Carola ist nicht nur Sängerin, sondern spielt auch Gitarre, Francesca bringt mit der Querflöte ein neues Instrument mit auf die Bühne, Roberto spielt diverse Synthesizer. Alle drei extrem virtuos, muss man bei FF eigentlich nicht mehr extra dazu sagen.
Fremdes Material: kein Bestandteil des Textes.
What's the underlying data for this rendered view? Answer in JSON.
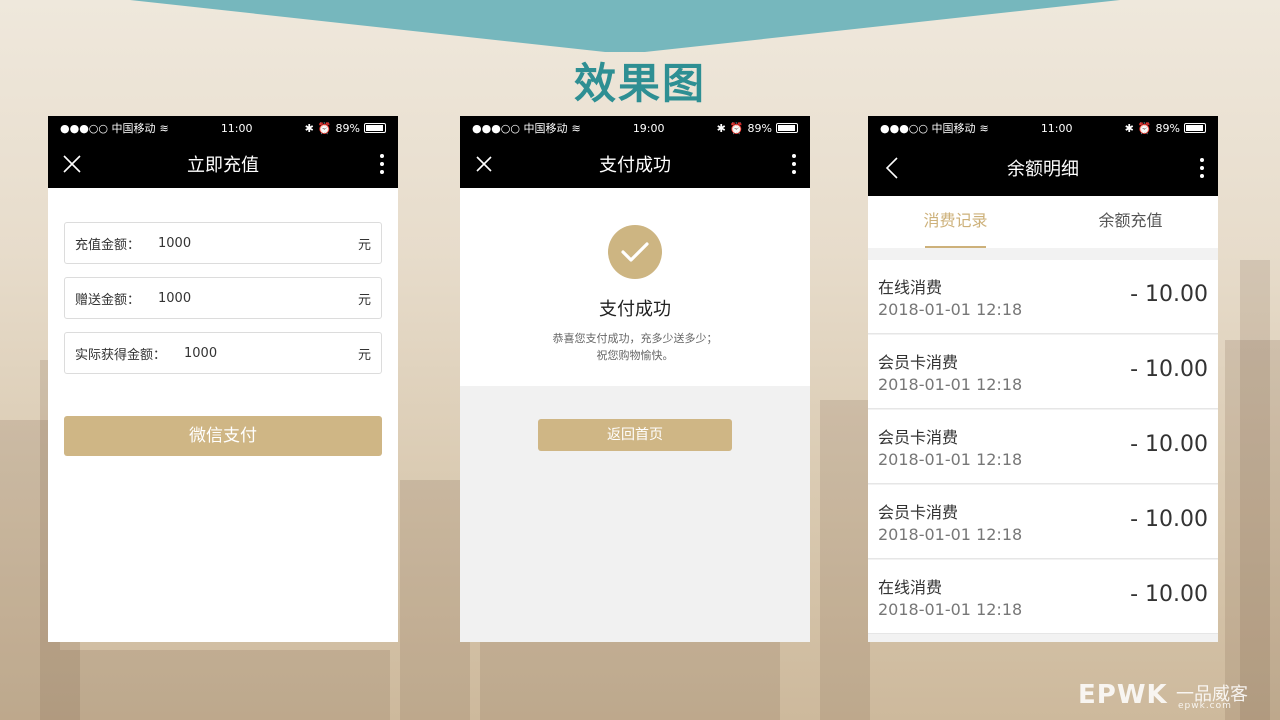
{
  "slide": {
    "title": "效果图"
  },
  "phone1": {
    "status": {
      "carrier": "●●●○○ 中国移动",
      "time": "11:00",
      "battery": "89%"
    },
    "nav_title": "立即充值",
    "fields": [
      {
        "label": "充值金额：",
        "value": "1000",
        "unit": "元"
      },
      {
        "label": "赠送金额：",
        "value": "1000",
        "unit": "元"
      },
      {
        "label": "实际获得金额：",
        "value": "1000",
        "unit": "元"
      }
    ],
    "pay_button": "微信支付"
  },
  "phone2": {
    "status": {
      "carrier": "●●●○○ 中国移动",
      "time": "19:00",
      "battery": "89%"
    },
    "nav_title": "支付成功",
    "success_title": "支付成功",
    "message_line1": "恭喜您支付成功，充多少送多少；",
    "message_line2": "祝您购物愉快。",
    "home_button": "返回首页"
  },
  "phone3": {
    "status": {
      "carrier": "●●●○○ 中国移动",
      "time": "11:00",
      "battery": "89%"
    },
    "nav_title": "余额明细",
    "tabs": [
      {
        "label": "消费记录"
      },
      {
        "label": "余额充值"
      }
    ],
    "records": [
      {
        "name": "在线消费",
        "time": "2018-01-01 12:18",
        "amount": "- 10.00"
      },
      {
        "name": "会员卡消费",
        "time": "2018-01-01 12:18",
        "amount": "- 10.00"
      },
      {
        "name": "会员卡消费",
        "time": "2018-01-01 12:18",
        "amount": "- 10.00"
      },
      {
        "name": "会员卡消费",
        "time": "2018-01-01 12:18",
        "amount": "- 10.00"
      },
      {
        "name": "在线消费",
        "time": "2018-01-01 12:18",
        "amount": "- 10.00"
      }
    ]
  },
  "watermark": {
    "brand": "EPWK",
    "cn": "一品威客",
    "url": "epwk.com"
  },
  "colors": {
    "accent_gold": "#cfb685",
    "title_teal": "#2e8f93",
    "banner": "#76b7bd"
  }
}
Vor dem Beginn der Show – losgehen soll es frühestens um 23 Uhr, schließlich haben wir ja Sommerferien – packen uns Luigi, Roberto und Micio, letzterer Mitglied der assoziierten Gruppe Valderrama 5, ins Auto und Luigi verspricht uns „I’ll take you to a dirty and greasy place!“. Klingt super für uns. Nach gut zwanzig Minuten sportlichem Rumgeheize landen wir in einer Paninoteca, die wahrscheinlich eher in keinem Reiseführer verzeichnet ist. Wir verdrücken unsere fettigen, in Butterbrot gewickelten Panini, das Autodach eines zufällig vor dem Lokal stehenden Kleinwagen dient uns dabei als Stehtisch. Zu Recht steht das Thema „Essen“ im Ranking der beliebtesten Konversationsthemen hierzulande ganz oben. Wie geil das aber auch immer alles schmeckt.
Als wir zurückkommen, ist rund um den Strand schon wahnsinnig viel Betrieb. Tanzgruppen, Familien, Unmengen von leicht bekleideten High-Heels-Göttinnen, Verkehrschaos sowieso, wie durch ein Wunder kommen wir trotzdem rechtzeitig an.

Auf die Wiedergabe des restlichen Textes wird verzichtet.